Tas II

Composé de 176 pages, Tas II est divisé en deux parties, construites en contrepoint l’une de l’autre.

La première partie, intitulée À cherche, est constituée principalement de fragments. Exercices du phrasé où l’écriture cherche sa langue et sa syntaxe, ces instantanés résultent d’un double mouvement, de soustraction et d’addition. Toutefois, l’apparence discontinue du texte découvre une continuité sous-jacente, pour laquelle la poétique du photogramme, exposée dans cette première partie, pourrait servir de commentaire structurel, sinon de théorie. À cherche est l’acte de cette théorie. « Ce qui précisément éloigne toujours l’auteur de l’accomplissement de son sujet, c’est que cherchant à élaguer l’idée de ses ramifications sans cesse renaissantes, à la réduire au simple, il veut aussi parcourir les possibles inexplorés. » (Jean-Pierre Martin, cité dans . TAS . p. 198)

La seconde partie, Autres pierres-de-tête, fait transition avec la forme du Tas telle que nous la connaissons actuellement. A s’inscrire dans les marges de la première partie, qu’elle multiplie et réfracte, Autres pierres-de-tête pourrait à son tour recevoir la définition suivante : « Chaque texte apparaît comme le fascicule ou l’opuscule d’un corps de l’œuvre qui se construit sur la mémoire de ses propres écrits, qui est à lui-même sa propre fondation, ne cesse de se réfléchir, de renvoyer à ces propres arcanes. » (Idem, . TAS . p. 198) Aussi bien cette seconde partie annonce-t-elle l’inscription progressive de la lecture dans l’écriture, telle que la mettra en scène, en particulier, Tas IV.

Dans le battement entre intro- et extra-réalisme (. TAS . p. 198), entre le but de cette recherche et sa théorie, l’écriture et sa réflexion dans la lecture, Tas II trouve donc sa consistance textuelle. Mais la question du sens, qui court tout au long de Tas II, fait plus spécifiquement l’originalité de ce livre ; et de ce volume une pièce essentielle du dispositif d’écriture.

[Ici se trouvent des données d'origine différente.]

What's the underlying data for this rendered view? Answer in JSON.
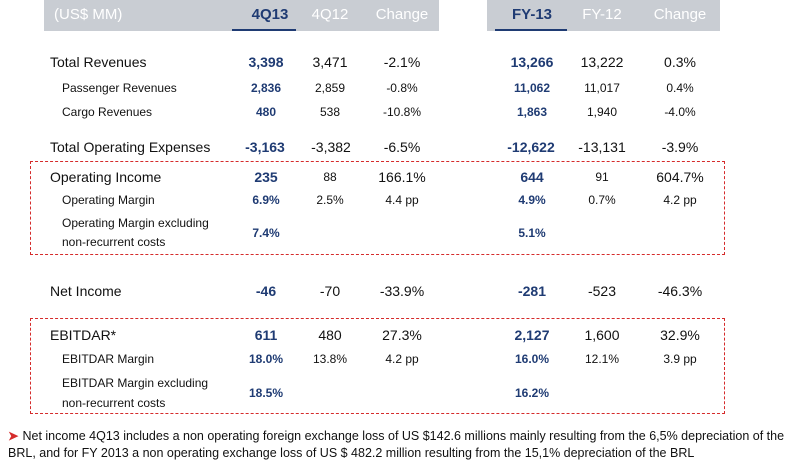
{
  "header": {
    "label": "(US$ MM)",
    "columns": [
      "4Q13",
      "4Q12",
      "Change",
      "FY-13",
      "FY-12",
      "Change"
    ],
    "highlight_color": "#1f3b73",
    "band_color": "#c9cdd3"
  },
  "rows": [
    {
      "label": "Total Revenues",
      "values": [
        "3,398",
        "3,471",
        "-2.1%",
        "13,266",
        "13,222",
        "0.3%"
      ]
    },
    {
      "label": "Passenger Revenues",
      "values": [
        "2,836",
        "2,859",
        "-0.8%",
        "11,062",
        "11,017",
        "0.4%"
      ]
    },
    {
      "label": "Cargo Revenues",
      "values": [
        "480",
        "538",
        "-10.8%",
        "1,863",
        "1,940",
        "-4.0%"
      ]
    },
    {
      "label": "Total Operating Expenses",
      "values": [
        "-3,163",
        "-3,382",
        "-6.5%",
        "-12,622",
        "-13,131",
        "-3.9%"
      ]
    },
    {
      "label": "Operating Income",
      "values": [
        "235",
        "88",
        "166.1%",
        "644",
        "91",
        "604.7%"
      ]
    },
    {
      "label": "Operating Margin",
      "values": [
        "6.9%",
        "2.5%",
        "4.4 pp",
        "4.9%",
        "0.7%",
        "4.2 pp"
      ]
    },
    {
      "label_line1": "Operating Margin excluding",
      "label_line2": "non-recurrent costs",
      "values": [
        "7.4%",
        "",
        "",
        "5.1%",
        "",
        ""
      ]
    },
    {
      "label": "Net Income",
      "values": [
        "-46",
        "-70",
        "-33.9%",
        "-281",
        "-523",
        "-46.3%"
      ]
    },
    {
      "label": "EBITDAR*",
      "values": [
        "611",
        "480",
        "27.3%",
        "2,127",
        "1,600",
        "32.9%"
      ]
    },
    {
      "label": "EBITDAR Margin",
      "values": [
        "18.0%",
        "13.8%",
        "4.2 pp",
        "16.0%",
        "12.1%",
        "3.9 pp"
      ]
    },
    {
      "label_line1": "EBITDAR Margin excluding",
      "label_line2": "non-recurrent costs",
      "values": [
        "18.5%",
        "",
        "",
        "16.2%",
        "",
        ""
      ]
    }
  ],
  "footnote": {
    "icon": "arrow-right-icon",
    "text": "Net income 4Q13 includes a non operating foreign exchange loss of US $142.6 millions mainly resulting from the 6,5% depreciation of the BRL, and for FY 2013 a non operating exchange loss of US $ 482.2 million resulting from the 15,1% depreciation of the BRL"
  },
  "box_color": "#d52b2b"
}
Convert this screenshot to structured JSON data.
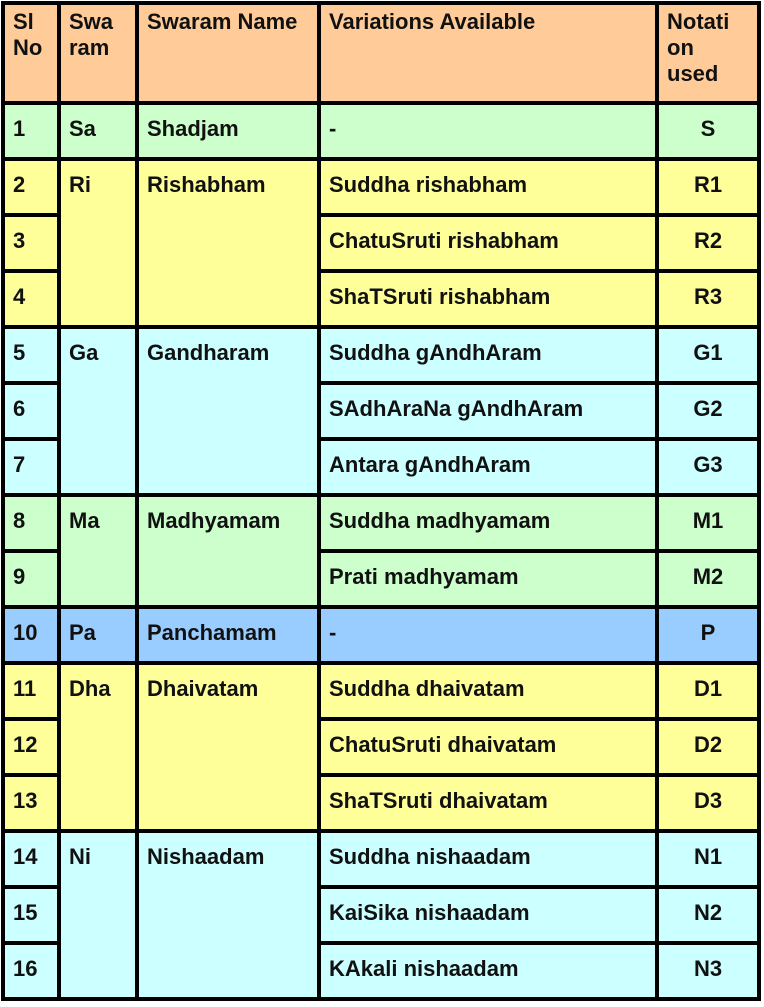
{
  "headers": [
    "Sl No",
    "Swa ram",
    "Swaram Name",
    "Variations Available",
    "Notati on used"
  ],
  "colors": {
    "header": "#FFCC99",
    "green": "#CCFFCC",
    "yellow": "#FFFF99",
    "cyan": "#CCFFFF",
    "blue": "#99CCFF"
  },
  "groups": [
    {
      "swaram": "Sa",
      "name": "Shadjam",
      "color": "green",
      "rows": [
        {
          "no": "1",
          "variation": "-",
          "notation": "S"
        }
      ]
    },
    {
      "swaram": "Ri",
      "name": "Rishabham",
      "color": "yellow",
      "rows": [
        {
          "no": "2",
          "variation": "Suddha rishabham",
          "notation": "R1"
        },
        {
          "no": "3",
          "variation": "ChatuSruti rishabham",
          "notation": "R2"
        },
        {
          "no": "4",
          "variation": "ShaTSruti rishabham",
          "notation": "R3"
        }
      ]
    },
    {
      "swaram": "Ga",
      "name": "Gandharam",
      "color": "cyan",
      "rows": [
        {
          "no": "5",
          "variation": "Suddha gAndhAram",
          "notation": "G1"
        },
        {
          "no": "6",
          "variation": "SAdhAraNa gAndhAram",
          "notation": "G2"
        },
        {
          "no": "7",
          "variation": "Antara gAndhAram",
          "notation": "G3"
        }
      ]
    },
    {
      "swaram": "Ma",
      "name": "Madhyamam",
      "color": "green",
      "rows": [
        {
          "no": "8",
          "variation": "Suddha madhyamam",
          "notation": "M1"
        },
        {
          "no": "9",
          "variation": "Prati madhyamam",
          "notation": "M2"
        }
      ]
    },
    {
      "swaram": "Pa",
      "name": "Panchamam",
      "color": "blue",
      "rows": [
        {
          "no": "10",
          "variation": "-",
          "notation": "P"
        }
      ]
    },
    {
      "swaram": "Dha",
      "name": "Dhaivatam",
      "color": "yellow",
      "rows": [
        {
          "no": "11",
          "variation": "Suddha dhaivatam",
          "notation": "D1"
        },
        {
          "no": "12",
          "variation": "ChatuSruti dhaivatam",
          "notation": "D2"
        },
        {
          "no": "13",
          "variation": "ShaTSruti dhaivatam",
          "notation": "D3"
        }
      ]
    },
    {
      "swaram": "Ni",
      "name": "Nishaadam",
      "color": "cyan",
      "rows": [
        {
          "no": "14",
          "variation": "Suddha nishaadam",
          "notation": "N1"
        },
        {
          "no": "15",
          "variation": "KaiSika nishaadam",
          "notation": "N2"
        },
        {
          "no": "16",
          "variation": "KAkali nishaadam",
          "notation": "N3"
        }
      ]
    }
  ]
}
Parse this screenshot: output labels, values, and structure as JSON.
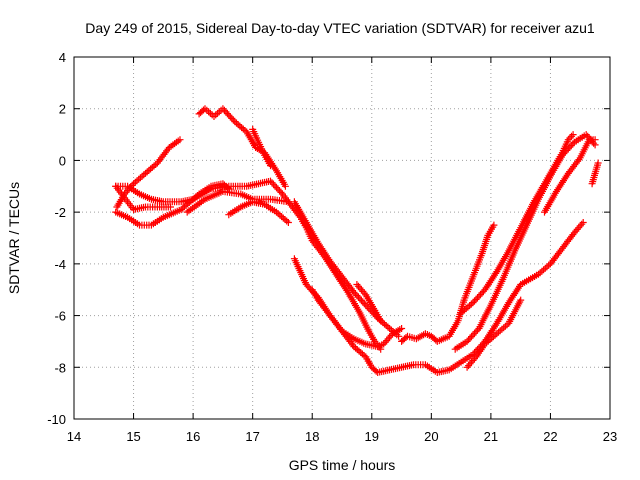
{
  "chart_data": {
    "type": "scatter",
    "title": "Day 249 of 2015, Sidereal Day-to-day VTEC variation (SDTVAR) for receiver azu1",
    "xlabel": "GPS time / hours",
    "ylabel": "SDTVAR / TECUs",
    "xlim": [
      14,
      23
    ],
    "ylim": [
      -10,
      4
    ],
    "x_ticks": [
      14,
      15,
      16,
      17,
      18,
      19,
      20,
      21,
      22,
      23
    ],
    "y_ticks": [
      4,
      2,
      0,
      -2,
      -4,
      -6,
      -8,
      -10
    ],
    "grid": true,
    "marker": "+",
    "color": "#ff0000",
    "series": [
      {
        "name": "track-1",
        "points": [
          [
            14.72,
            -1.8
          ],
          [
            14.85,
            -1.3
          ],
          [
            15.0,
            -0.9
          ],
          [
            15.2,
            -0.5
          ],
          [
            15.4,
            -0.1
          ],
          [
            15.6,
            0.5
          ],
          [
            15.78,
            0.8
          ]
        ]
      },
      {
        "name": "track-2",
        "points": [
          [
            14.7,
            -1.0
          ],
          [
            14.8,
            -1.3
          ],
          [
            14.9,
            -1.6
          ],
          [
            15.0,
            -1.9
          ],
          [
            15.2,
            -1.8
          ],
          [
            15.4,
            -1.8
          ],
          [
            15.62,
            -1.8
          ]
        ]
      },
      {
        "name": "track-3",
        "points": [
          [
            14.7,
            -2.0
          ],
          [
            14.9,
            -2.2
          ],
          [
            15.1,
            -2.5
          ],
          [
            15.3,
            -2.5
          ],
          [
            15.5,
            -2.2
          ],
          [
            15.8,
            -1.9
          ],
          [
            16.1,
            -1.3
          ],
          [
            16.3,
            -1.0
          ],
          [
            16.5,
            -0.9
          ],
          [
            16.6,
            -1.1
          ]
        ]
      },
      {
        "name": "track-4",
        "points": [
          [
            14.7,
            -1.0
          ],
          [
            14.9,
            -1.0
          ],
          [
            15.1,
            -1.3
          ],
          [
            15.3,
            -1.5
          ],
          [
            15.5,
            -1.6
          ],
          [
            15.8,
            -1.6
          ],
          [
            16.0,
            -1.5
          ],
          [
            16.3,
            -1.1
          ],
          [
            16.6,
            -1.0
          ],
          [
            16.9,
            -1.0
          ],
          [
            17.1,
            -0.9
          ],
          [
            17.3,
            -0.8
          ],
          [
            17.5,
            -1.3
          ],
          [
            17.6,
            -1.6
          ]
        ]
      },
      {
        "name": "track-5",
        "points": [
          [
            16.6,
            -2.1
          ],
          [
            16.8,
            -1.8
          ],
          [
            17.0,
            -1.6
          ],
          [
            17.2,
            -1.7
          ],
          [
            17.4,
            -2.0
          ],
          [
            17.6,
            -2.4
          ]
        ]
      },
      {
        "name": "track-6",
        "points": [
          [
            15.9,
            -2.0
          ],
          [
            16.2,
            -1.5
          ],
          [
            16.5,
            -1.2
          ],
          [
            16.8,
            -1.3
          ],
          [
            17.0,
            -1.5
          ],
          [
            17.3,
            -1.5
          ],
          [
            17.6,
            -1.6
          ],
          [
            17.8,
            -2.2
          ],
          [
            17.9,
            -2.6
          ],
          [
            18.0,
            -3.1
          ],
          [
            18.2,
            -3.7
          ],
          [
            18.4,
            -4.4
          ],
          [
            18.6,
            -5.1
          ],
          [
            18.8,
            -5.9
          ],
          [
            18.95,
            -6.6
          ],
          [
            19.05,
            -7.0
          ],
          [
            19.15,
            -7.3
          ]
        ]
      },
      {
        "name": "track-7",
        "points": [
          [
            16.1,
            1.8
          ],
          [
            16.2,
            2.0
          ],
          [
            16.35,
            1.7
          ],
          [
            16.5,
            2.0
          ],
          [
            16.7,
            1.5
          ],
          [
            16.9,
            1.1
          ],
          [
            17.05,
            0.5
          ],
          [
            17.2,
            0.3
          ],
          [
            17.4,
            -0.4
          ],
          [
            17.55,
            -1.0
          ]
        ]
      },
      {
        "name": "track-8",
        "points": [
          [
            17.0,
            1.2
          ],
          [
            17.1,
            0.7
          ],
          [
            17.2,
            0.2
          ],
          [
            17.3,
            -0.2
          ]
        ]
      },
      {
        "name": "track-9",
        "points": [
          [
            17.7,
            -1.6
          ],
          [
            17.9,
            -2.4
          ],
          [
            18.1,
            -3.2
          ],
          [
            18.3,
            -3.9
          ],
          [
            18.5,
            -4.5
          ],
          [
            18.7,
            -5.1
          ],
          [
            18.9,
            -5.6
          ],
          [
            19.1,
            -6.1
          ],
          [
            19.3,
            -6.5
          ],
          [
            19.45,
            -6.8
          ]
        ]
      },
      {
        "name": "track-10",
        "points": [
          [
            17.7,
            -3.8
          ],
          [
            17.9,
            -4.8
          ],
          [
            18.1,
            -5.3
          ],
          [
            18.3,
            -6.0
          ],
          [
            18.5,
            -6.6
          ],
          [
            18.7,
            -6.9
          ],
          [
            18.9,
            -7.1
          ],
          [
            19.1,
            -7.2
          ],
          [
            19.2,
            -7.1
          ],
          [
            19.35,
            -6.7
          ],
          [
            19.5,
            -6.5
          ]
        ]
      },
      {
        "name": "track-11",
        "points": [
          [
            18.0,
            -5.0
          ],
          [
            18.1,
            -5.4
          ],
          [
            18.3,
            -6.0
          ],
          [
            18.5,
            -6.6
          ],
          [
            18.7,
            -7.2
          ],
          [
            18.9,
            -7.6
          ],
          [
            19.0,
            -8.0
          ],
          [
            19.1,
            -8.2
          ],
          [
            19.3,
            -8.1
          ],
          [
            19.5,
            -8.0
          ],
          [
            19.7,
            -7.9
          ],
          [
            19.9,
            -7.9
          ],
          [
            20.1,
            -8.2
          ],
          [
            20.3,
            -8.1
          ],
          [
            20.5,
            -7.8
          ],
          [
            20.7,
            -7.5
          ],
          [
            20.9,
            -7.0
          ],
          [
            21.1,
            -6.3
          ],
          [
            21.3,
            -5.5
          ],
          [
            21.5,
            -4.8
          ],
          [
            21.8,
            -4.4
          ],
          [
            22.0,
            -4.0
          ],
          [
            22.2,
            -3.4
          ],
          [
            22.4,
            -2.8
          ],
          [
            22.55,
            -2.4
          ]
        ]
      },
      {
        "name": "track-12",
        "points": [
          [
            18.75,
            -4.8
          ],
          [
            18.9,
            -5.2
          ],
          [
            19.05,
            -5.8
          ],
          [
            19.15,
            -6.2
          ]
        ]
      },
      {
        "name": "track-13",
        "points": [
          [
            19.5,
            -7.0
          ],
          [
            19.6,
            -6.8
          ],
          [
            19.75,
            -6.9
          ],
          [
            19.9,
            -6.7
          ],
          [
            20.0,
            -6.8
          ],
          [
            20.1,
            -7.0
          ],
          [
            20.3,
            -6.8
          ],
          [
            20.45,
            -6.2
          ],
          [
            20.55,
            -5.4
          ],
          [
            20.7,
            -4.5
          ],
          [
            20.85,
            -3.6
          ],
          [
            20.95,
            -2.9
          ],
          [
            21.05,
            -2.5
          ]
        ]
      },
      {
        "name": "track-14",
        "points": [
          [
            20.4,
            -7.3
          ],
          [
            20.6,
            -7.0
          ],
          [
            20.8,
            -6.5
          ],
          [
            21.0,
            -5.6
          ],
          [
            21.2,
            -4.6
          ],
          [
            21.4,
            -3.5
          ],
          [
            21.6,
            -2.5
          ],
          [
            21.8,
            -1.5
          ],
          [
            22.0,
            -0.6
          ],
          [
            22.2,
            0.2
          ],
          [
            22.4,
            0.7
          ],
          [
            22.6,
            1.0
          ],
          [
            22.75,
            0.6
          ]
        ]
      },
      {
        "name": "track-15",
        "points": [
          [
            20.5,
            -5.9
          ],
          [
            20.7,
            -5.5
          ],
          [
            20.9,
            -5.0
          ],
          [
            21.1,
            -4.3
          ],
          [
            21.3,
            -3.5
          ],
          [
            21.5,
            -2.6
          ],
          [
            21.7,
            -1.7
          ],
          [
            21.9,
            -0.9
          ],
          [
            22.05,
            -0.3
          ],
          [
            22.2,
            0.3
          ],
          [
            22.3,
            0.8
          ],
          [
            22.38,
            1.0
          ]
        ]
      },
      {
        "name": "track-16",
        "points": [
          [
            20.6,
            -8.0
          ],
          [
            20.75,
            -7.6
          ],
          [
            20.9,
            -7.1
          ],
          [
            21.1,
            -6.7
          ],
          [
            21.3,
            -6.3
          ],
          [
            21.5,
            -5.4
          ]
        ]
      },
      {
        "name": "track-17",
        "points": [
          [
            21.9,
            -2.0
          ],
          [
            22.1,
            -1.2
          ],
          [
            22.3,
            -0.5
          ],
          [
            22.5,
            0.1
          ],
          [
            22.65,
            0.8
          ],
          [
            22.75,
            0.8
          ]
        ]
      },
      {
        "name": "track-18",
        "points": [
          [
            22.7,
            -0.9
          ],
          [
            22.75,
            -0.5
          ],
          [
            22.8,
            -0.1
          ]
        ]
      }
    ]
  }
}
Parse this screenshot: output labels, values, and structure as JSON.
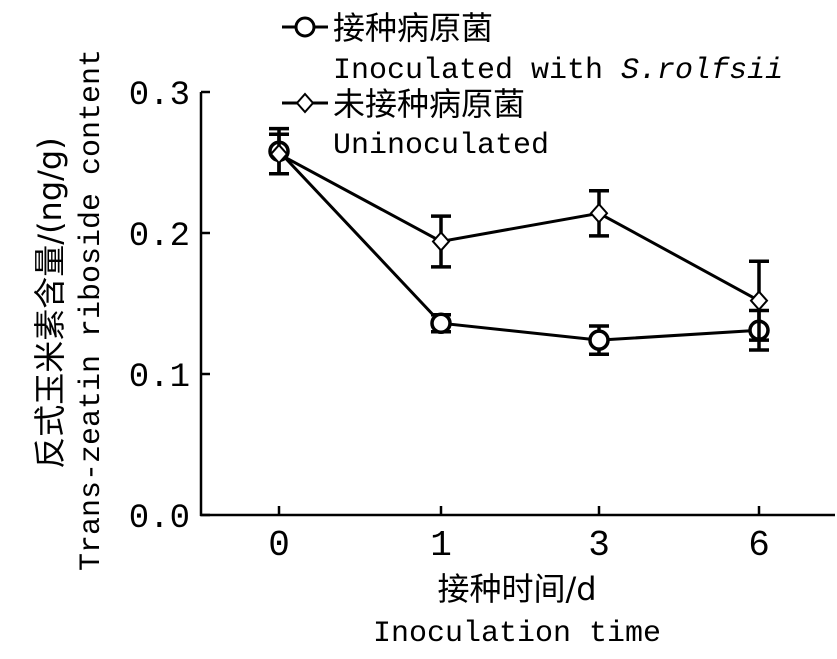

S’y démontre comment cet effet de surréflexion est inséparable d’une méditation sur le sens, sur ses paliers et son inachèvement. C’est que l’appréhension du rien (mobile dont on s’apercevra peut-être qu’il se trouve supplanté, au fur et à mesure de l’expérience d’écrire, par les valeurs de l’empêchement, ou de l’impasse au sens fort que lui confère Patrice Loraux) – l’appréhension du rien est ici, aux antipodes de toute forme de nihilisme, un principe dynamique : il induit le sens, en effet jamais fixé, toujours à interroger, du parcours que décrira l’écriture. Par le nouage du rien et du sens, dans Tas II, s’inaugure une inspection des vertus du langage et de la logique, fondatrice de l’expérience d’écriture intitulée Tas.